Com o tema em alta, há uma verdadeira competição entre as instituições financeiras para ver quem consegue estruturar a primeira ferramenta para o comércio de crédito de carbono.“O Rabobank está com esforços para criar o primeiro banco de carbono, ou seja, estruturar o comércio de carbono globalmente”, diz a diretora do Rabobank. Hoje, existe o mercado de carbono voluntário e regulado, que certifica e gera créditos. “Mas ter um projeto aprovado é uma trajetória longa e custosa por envolver diversas verificações/ auditorias e processos de aplicação da metodologia até as verificações e validações”, explica Renata Fragoso Potenza, coordenadora da área de clima cadeias agropecuárias do Imaflora.

As discussões estão a todo vapor.
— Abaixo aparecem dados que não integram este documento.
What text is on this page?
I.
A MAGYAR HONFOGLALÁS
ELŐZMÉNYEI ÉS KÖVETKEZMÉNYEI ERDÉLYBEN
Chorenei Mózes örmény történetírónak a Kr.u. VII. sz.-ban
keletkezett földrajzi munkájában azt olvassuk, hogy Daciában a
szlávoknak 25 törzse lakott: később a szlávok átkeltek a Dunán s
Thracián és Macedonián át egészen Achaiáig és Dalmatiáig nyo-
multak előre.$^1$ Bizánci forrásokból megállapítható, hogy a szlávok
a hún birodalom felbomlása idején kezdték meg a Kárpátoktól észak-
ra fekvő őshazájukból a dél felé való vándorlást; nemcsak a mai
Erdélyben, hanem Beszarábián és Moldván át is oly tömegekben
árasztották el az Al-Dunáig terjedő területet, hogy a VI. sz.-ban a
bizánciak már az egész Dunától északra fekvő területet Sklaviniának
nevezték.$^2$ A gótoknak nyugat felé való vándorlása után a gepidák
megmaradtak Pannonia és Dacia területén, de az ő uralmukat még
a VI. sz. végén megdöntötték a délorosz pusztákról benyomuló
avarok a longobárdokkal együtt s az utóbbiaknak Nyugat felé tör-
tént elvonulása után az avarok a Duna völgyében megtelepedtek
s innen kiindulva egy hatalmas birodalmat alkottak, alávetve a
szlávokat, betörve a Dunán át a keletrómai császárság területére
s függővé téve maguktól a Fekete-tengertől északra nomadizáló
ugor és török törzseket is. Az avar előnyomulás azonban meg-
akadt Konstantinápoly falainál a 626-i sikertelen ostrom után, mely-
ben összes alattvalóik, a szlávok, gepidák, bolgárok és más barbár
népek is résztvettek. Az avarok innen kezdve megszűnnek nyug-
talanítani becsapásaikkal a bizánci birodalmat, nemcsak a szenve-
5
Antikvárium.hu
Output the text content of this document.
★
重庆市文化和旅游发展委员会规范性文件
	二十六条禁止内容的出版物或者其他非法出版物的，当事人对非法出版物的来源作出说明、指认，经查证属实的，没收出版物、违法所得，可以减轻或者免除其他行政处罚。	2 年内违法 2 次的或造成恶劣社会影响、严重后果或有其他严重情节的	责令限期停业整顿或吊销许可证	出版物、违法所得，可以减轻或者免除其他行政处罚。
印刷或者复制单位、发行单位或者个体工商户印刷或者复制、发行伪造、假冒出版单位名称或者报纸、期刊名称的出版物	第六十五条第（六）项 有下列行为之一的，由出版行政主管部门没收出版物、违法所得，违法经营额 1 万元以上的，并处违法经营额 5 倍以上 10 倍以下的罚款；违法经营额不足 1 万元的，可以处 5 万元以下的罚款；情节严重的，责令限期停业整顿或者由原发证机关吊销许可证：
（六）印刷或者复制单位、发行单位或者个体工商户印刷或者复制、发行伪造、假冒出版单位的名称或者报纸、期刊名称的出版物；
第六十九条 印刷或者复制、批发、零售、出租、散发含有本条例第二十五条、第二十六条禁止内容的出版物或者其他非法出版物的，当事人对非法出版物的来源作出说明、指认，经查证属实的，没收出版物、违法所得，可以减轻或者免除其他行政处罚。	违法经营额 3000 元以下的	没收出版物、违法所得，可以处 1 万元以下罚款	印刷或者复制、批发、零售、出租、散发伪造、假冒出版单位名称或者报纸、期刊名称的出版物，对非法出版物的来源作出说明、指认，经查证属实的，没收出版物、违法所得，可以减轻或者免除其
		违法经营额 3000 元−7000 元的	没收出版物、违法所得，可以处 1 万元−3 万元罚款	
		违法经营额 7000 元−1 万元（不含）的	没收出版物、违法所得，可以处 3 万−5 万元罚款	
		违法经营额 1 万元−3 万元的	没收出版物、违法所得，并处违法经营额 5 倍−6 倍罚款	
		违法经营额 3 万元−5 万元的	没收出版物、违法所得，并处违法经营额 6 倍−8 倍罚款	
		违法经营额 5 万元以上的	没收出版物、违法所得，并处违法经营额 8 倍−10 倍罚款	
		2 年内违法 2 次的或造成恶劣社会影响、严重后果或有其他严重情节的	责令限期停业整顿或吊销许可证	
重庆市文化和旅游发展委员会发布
Nos Estados Unidos, senadores democratas apresentaram um projeto de lei que estabeleceria protocolos certificados pelo Departamento de Agricultura Americano (USDA) para os fazendeiros desenvolverem projetos de agricultura de baixo carbono e receberem por isso. Paralelamente, há uma série de iniciativas de empresas do agro. Uma delas é o programa piloto da Bayer, anunciado no ano passado, que irá pagar aos agricultores pela captura de CO2 em áreas agrícolas do Brasil e dos Estados Unidos. Em solo nacional, foram selecionados 500 produtores que receberão pagamentos em dinheiro ou em créditos para a compra de produtos na plataforma Bayer PLUS.

Nessa direção, companhias como Nestlé e Danone firmaram parcerias com startups e institutos para mensurar o impacto da adoção de determinados pacotes tecnológicos na redução das emissões de GEE. A finalidade é ter subsídios para montar projetos de compra de crédito de carbono dentro da própria cadeia. Nesse contexto, uma novata que tem sido bastante acionada é a ReNature, nome que remete à regeneração da natureza. “Apoiamos as grandes corporações dando assessoria para ajudá-las a identificar quem são os agricultores pioneiros na cadeia de suprimentos deles para aplicar as práticas regenerativas”, diz Felipe Villela, fundador da ReNature e empreendedor que figura na lista da Forbes dos 30 brasileiros de destaque em 2020. “Damos assistência técnica e fazemos mensuração de impacto, medição de carbono no solo, do aumento da biodiversidade e da rentabilidade por hectare”, complementa.

O fato é que a agenda ESG e os projetos de transição para uma economia de baixo carbono são muito mais do quealgo politicamente correto e bacana. “É uma questão de sustentabilidade do negócio, da economia do País, que é dependente das exportações do agronegócio e dos clientes lá fora”, diz Fabiana. “O mundo demanda que o Brasil garanta a sua sustentabilidade. E toda a cadeia do agronegócio precisa colocar o assunto como prioridade estratégica para preservar o que a gente chama lá fora de ‘licença para operar’”, finaliza a diretora do Rabobank.